The Greenhouse Gas Reduction Regulation (GGRR) allows utilities like FortisBC Energy Inc. (FortisBC) and Pacific Northern Gas Ltd. to make time-limited investments, within spending and volumetric caps, to stimulate the domestic market for renewable gases and reduce GHG emissions.
“Changes to the Greenhouse Gas Reduction Regulation are important to accelerate the growth of B.C.’s renewable gas supply,” said Roger Dall’Antonia, president and CEO, FortisBC. “By increasing the renewable gas cap and expanding the regulation to include other renewable gases, such as hydrogen, we’re entering an exciting new phase of renewable energy development that will accelerate the transformation of our natural gas infrastructure into a delivery system for carbon-neutral energy.”
Changes to the GGRR will enable natural gas utilities to increase the amount of Renewable Natural Gas (RNG), green and waste hydrogen, and other renewable energy they can acquire and make available to their customers by:
- increasing the amount of renewable gas utilities can acquire and supply from 5% to 15% of their total annual supply of natural gas;
- broadening the methods by which utilities can obtain hydrogen, RNG and other renewable gases to include producing it or upgrading it themselves for injection into the pipeline, paying a third party to produce it or upgrade it for pipeline injection, or purchasing hydrogen, synthesis gas or lignin to displace the use of natural gas at customers’ facilities;
- allowing the current price cap of $30 per gigajoule that utilities can pay to acquire any of these fuels to increase with inflation; and
- enabling utilities to acquire and supply green and waste hydrogen, synthesis gas and lignin.
The changes to the GGRR will help to achieve CleanBC objectives, which commit to a 15% renewable gas content in the natural gas system by 2030.
“Globally, there is a growing demand for biofuels as the world transitions away from fossil fuels, and today’s announcement is a critical step to decarbonizing B.C.’s economy.
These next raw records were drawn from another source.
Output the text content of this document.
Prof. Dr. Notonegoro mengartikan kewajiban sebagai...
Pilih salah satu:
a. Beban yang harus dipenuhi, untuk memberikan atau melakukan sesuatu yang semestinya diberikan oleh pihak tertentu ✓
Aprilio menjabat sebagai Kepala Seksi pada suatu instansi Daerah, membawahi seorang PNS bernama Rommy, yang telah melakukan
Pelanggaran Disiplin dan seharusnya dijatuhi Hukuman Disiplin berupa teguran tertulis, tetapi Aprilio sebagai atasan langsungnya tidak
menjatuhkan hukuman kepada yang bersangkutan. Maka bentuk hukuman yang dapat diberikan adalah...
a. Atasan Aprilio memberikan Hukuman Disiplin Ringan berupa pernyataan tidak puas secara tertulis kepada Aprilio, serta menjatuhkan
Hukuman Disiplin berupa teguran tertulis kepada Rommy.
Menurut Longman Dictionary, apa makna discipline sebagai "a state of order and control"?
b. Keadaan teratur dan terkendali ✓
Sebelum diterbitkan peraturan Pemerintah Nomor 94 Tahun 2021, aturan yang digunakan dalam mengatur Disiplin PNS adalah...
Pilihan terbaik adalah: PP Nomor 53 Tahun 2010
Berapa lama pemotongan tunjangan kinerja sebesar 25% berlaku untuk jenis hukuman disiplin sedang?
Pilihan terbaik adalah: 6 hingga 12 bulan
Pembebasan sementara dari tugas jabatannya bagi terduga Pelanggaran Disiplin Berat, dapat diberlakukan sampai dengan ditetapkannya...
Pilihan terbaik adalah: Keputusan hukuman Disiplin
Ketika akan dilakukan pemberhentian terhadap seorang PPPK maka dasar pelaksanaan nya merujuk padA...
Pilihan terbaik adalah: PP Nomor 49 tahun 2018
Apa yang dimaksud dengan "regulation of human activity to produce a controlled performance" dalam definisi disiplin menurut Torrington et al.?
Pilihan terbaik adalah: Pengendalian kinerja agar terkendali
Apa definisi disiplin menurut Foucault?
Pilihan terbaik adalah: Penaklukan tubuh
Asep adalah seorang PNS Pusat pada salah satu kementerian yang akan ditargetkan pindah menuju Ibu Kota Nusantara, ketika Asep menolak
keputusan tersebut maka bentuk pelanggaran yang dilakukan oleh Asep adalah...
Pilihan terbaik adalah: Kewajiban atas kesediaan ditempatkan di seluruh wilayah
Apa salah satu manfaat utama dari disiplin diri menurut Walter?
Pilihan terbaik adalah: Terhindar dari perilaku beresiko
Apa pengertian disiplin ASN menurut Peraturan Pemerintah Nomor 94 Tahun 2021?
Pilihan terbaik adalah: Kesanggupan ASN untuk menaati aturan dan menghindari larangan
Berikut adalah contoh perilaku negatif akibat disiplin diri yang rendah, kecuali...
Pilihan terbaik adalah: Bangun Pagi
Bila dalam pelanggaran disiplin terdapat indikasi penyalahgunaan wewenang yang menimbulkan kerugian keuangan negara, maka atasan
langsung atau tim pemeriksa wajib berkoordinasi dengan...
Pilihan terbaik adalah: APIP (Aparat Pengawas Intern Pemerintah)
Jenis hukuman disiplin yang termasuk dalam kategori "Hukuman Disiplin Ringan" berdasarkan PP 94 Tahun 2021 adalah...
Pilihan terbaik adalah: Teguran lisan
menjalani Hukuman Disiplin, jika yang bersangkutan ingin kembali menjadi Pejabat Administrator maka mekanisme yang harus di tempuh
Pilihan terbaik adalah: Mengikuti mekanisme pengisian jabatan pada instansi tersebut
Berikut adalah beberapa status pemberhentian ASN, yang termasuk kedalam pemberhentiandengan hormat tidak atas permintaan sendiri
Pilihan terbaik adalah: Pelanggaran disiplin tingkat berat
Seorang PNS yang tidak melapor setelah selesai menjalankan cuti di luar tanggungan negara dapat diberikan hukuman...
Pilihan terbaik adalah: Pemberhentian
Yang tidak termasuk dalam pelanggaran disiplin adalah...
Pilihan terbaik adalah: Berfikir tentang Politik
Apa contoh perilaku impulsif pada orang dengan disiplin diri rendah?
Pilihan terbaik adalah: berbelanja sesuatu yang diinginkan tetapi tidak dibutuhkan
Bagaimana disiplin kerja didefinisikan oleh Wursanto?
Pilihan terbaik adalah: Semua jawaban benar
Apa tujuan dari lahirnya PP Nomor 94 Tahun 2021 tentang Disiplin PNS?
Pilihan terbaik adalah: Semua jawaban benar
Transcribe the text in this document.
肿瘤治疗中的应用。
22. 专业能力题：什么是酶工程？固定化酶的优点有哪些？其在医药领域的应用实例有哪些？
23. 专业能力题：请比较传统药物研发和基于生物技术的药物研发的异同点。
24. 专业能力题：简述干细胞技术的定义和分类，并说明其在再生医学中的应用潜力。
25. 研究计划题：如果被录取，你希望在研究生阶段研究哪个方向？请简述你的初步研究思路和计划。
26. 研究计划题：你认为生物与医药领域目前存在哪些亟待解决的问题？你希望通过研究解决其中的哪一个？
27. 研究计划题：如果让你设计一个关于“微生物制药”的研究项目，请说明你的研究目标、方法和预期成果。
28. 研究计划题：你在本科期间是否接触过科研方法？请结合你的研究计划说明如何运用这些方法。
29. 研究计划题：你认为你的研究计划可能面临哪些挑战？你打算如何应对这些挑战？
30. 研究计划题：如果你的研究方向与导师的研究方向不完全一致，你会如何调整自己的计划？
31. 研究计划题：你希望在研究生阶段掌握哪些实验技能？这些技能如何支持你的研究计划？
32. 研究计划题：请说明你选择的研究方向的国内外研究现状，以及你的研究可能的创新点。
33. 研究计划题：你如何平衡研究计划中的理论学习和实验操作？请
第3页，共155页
Investing in biofuel production in B.C. will create local jobs while reducing carbon emissions and waste,” said Karen Tam Wu, B.C. regional director of the Pembina Institute. “To kick start the hydrogen economy, B.C. needs a strategy that leverages our wealth of renewable electricity and advances the production and use of green hydrogen.”
- Injecting renewable gas into the natural gas system can displace fossil fuels and reduce emissions from homes and businesses.
- RNG is derived from biogas, which is produced from decomposing organic waste from landfills, forestry, agricultural waste and wastewater from treatment facilities, can be injected into the existing natural gas system and used interchangeably with natural gas.
- Green hydrogen is produced by splitting water into hydrogen and oxygen with clean electricity, such as from hydro or wind power.
- Waste hydrogen is hydrogen that would be vented into the atmosphere from industrial processes but is instead captured, representing a low-cost, low-carbon-intensity hydrogen supply.
- Synthesis natural gas (or syngas) and lignin can be produced from biomass and used to displace the use of fossil natural gas for industrial heat applications.